What is “human-friendly” depends on a workflow I suppose. One extreme is to just use UUID or hash and nothing else, this makes it super clear that filename is not to be interpreted directly. Other extreme is to include almost everything in the filename in a somewhat readable form, this only works for specific collections, see Landsat or Sentinel paths for examples of that. Mid point would be something like {band}-{place}-{time}-{hash} or {band}-{time}-{place}-{hash}, depending on what you value more “grouping by time” or “grouping by place”.

{time} is sort of easy, just need to figure out right level of precision, and support ranges and not just points in time. But {place} is much harder to do generically, it really only works for tiled data, and even then you need a naming scheme for those tiles. I’d say {place} will have to come from the user, maybe an attribute you can set on an xarray? And if it’s not provided by the user just omit it altogether and rely on {hash} for uniqueness. I guess you could encode a bounding box of the image into a filename but this will be even less readable and longer than a hash and harder to tab-complete too. If some sort of {hash} is too “unhuman”, one can substitute with some random words, like what docker does for container names.

I guess one could use one of those fancy things like H3 to encode {place} in a generic way, but that’s getting complicated quick. I’d say better option is to allow user to override those things via attributes or encoding properties of the xarray.
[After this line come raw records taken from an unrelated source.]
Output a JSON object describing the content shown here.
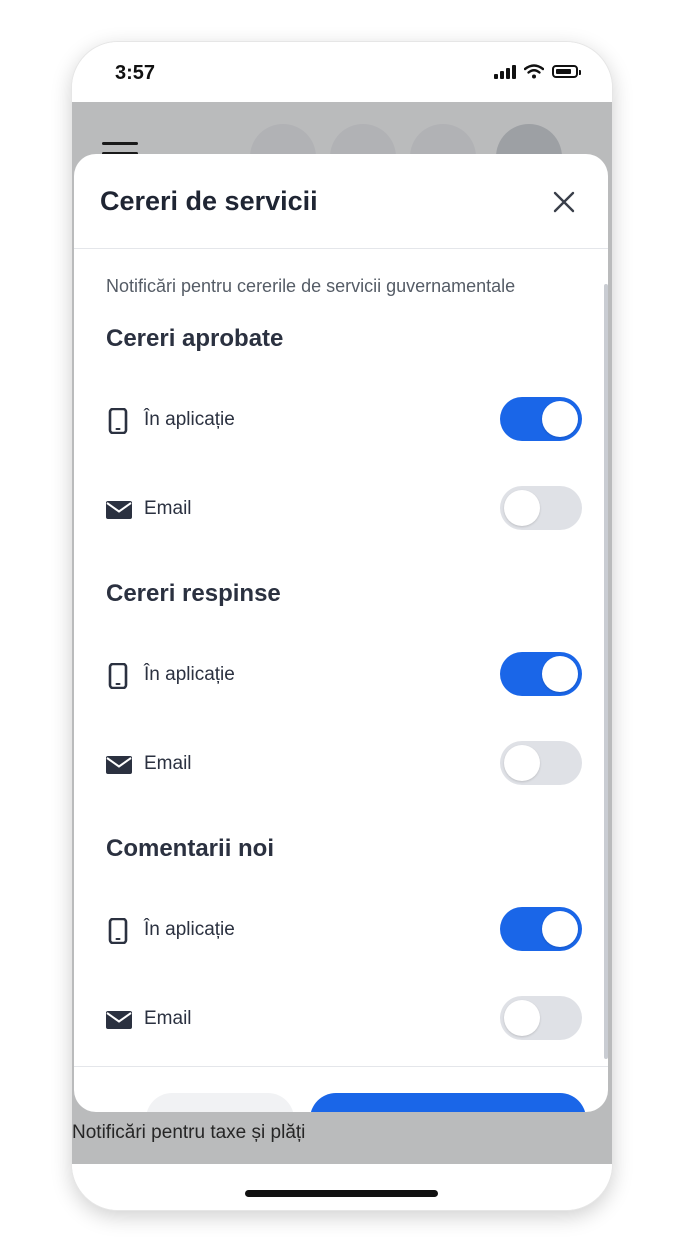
{
  "status_bar": {
    "time": "3:57"
  },
  "background": {
    "section_note": "Notificări pentru taxe și plăți"
  },
  "modal": {
    "title": "Cereri de servicii",
    "subtitle": "Notificări pentru cererile de servicii guvernamentale",
    "sections": [
      {
        "title": "Cereri aprobate",
        "rows": [
          {
            "label": "În aplicație",
            "icon": "phone-icon",
            "enabled": true
          },
          {
            "label": "Email",
            "icon": "envelope-icon",
            "enabled": false
          }
        ]
      },
      {
        "title": "Cereri respinse",
        "rows": [
          {
            "label": "În aplicație",
            "icon": "phone-icon",
            "enabled": true
          },
          {
            "label": "Email",
            "icon": "envelope-icon",
            "enabled": false
          }
        ]
      },
      {
        "title": "Comentarii noi",
        "rows": [
          {
            "label": "În aplicație",
            "icon": "phone-icon",
            "enabled": true
          },
          {
            "label": "Email",
            "icon": "envelope-icon",
            "enabled": false
          }
        ]
      }
    ]
  },
  "colors": {
    "accent": "#1a66e8",
    "toggle_off": "#dfe1e6",
    "text": "#2b3140"
  }
}
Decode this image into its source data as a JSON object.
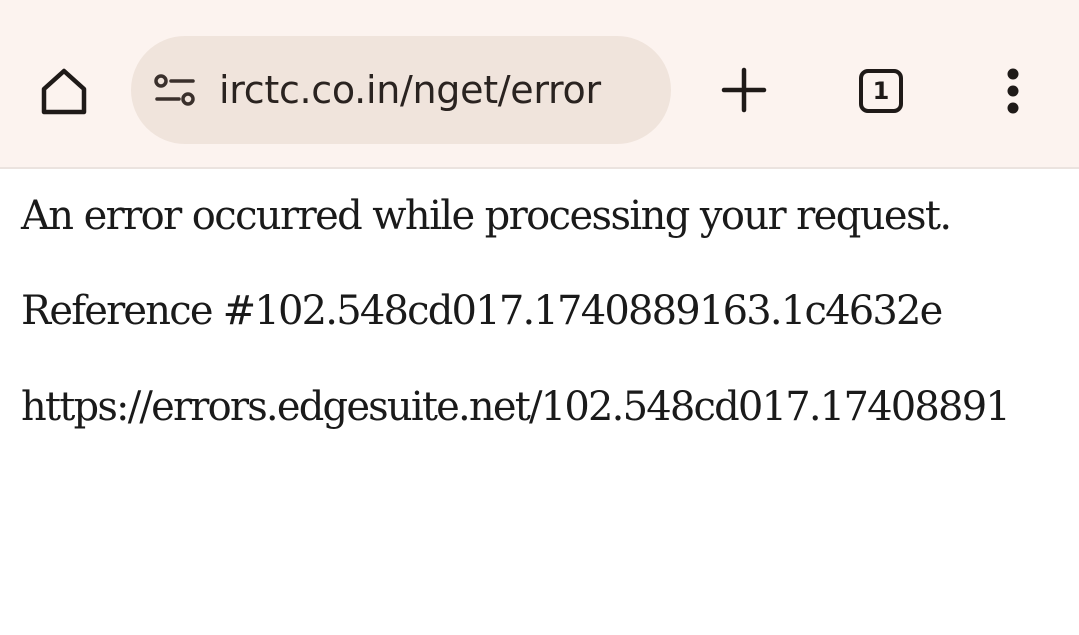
{
  "browser": {
    "url": "irctc.co.in/nget/error",
    "tab_count": "1",
    "icons": {
      "home": "home-icon",
      "site_info": "tune-icon",
      "new_tab": "plus-icon",
      "tabs": "tab-switcher-icon",
      "menu": "more-vert-icon"
    }
  },
  "page": {
    "message": "An error occurred while processing your request.",
    "reference": "Reference #102.548cd017.1740889163.1c4632e",
    "link": "https://errors.edgesuite.net/102.548cd017.17408891"
  },
  "colors": {
    "toolbar_bg": "#fcf3ef",
    "omnibox_bg": "#f0e4dc",
    "text": "#1a1a1a"
  }
}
In my experience there is still benefit in avoiding “directories” with too many files even when storage medium is some sort of blob store. For example reading COG from a blob store with thousands of “sibling” blobs can be done quickly in software if you configure GDAL right, but sometimes you want to open it in QGIS and there is no obvious way to tell QGIS not to bother looking for side-car files, so QGIS will struggle at open time even though image is COG.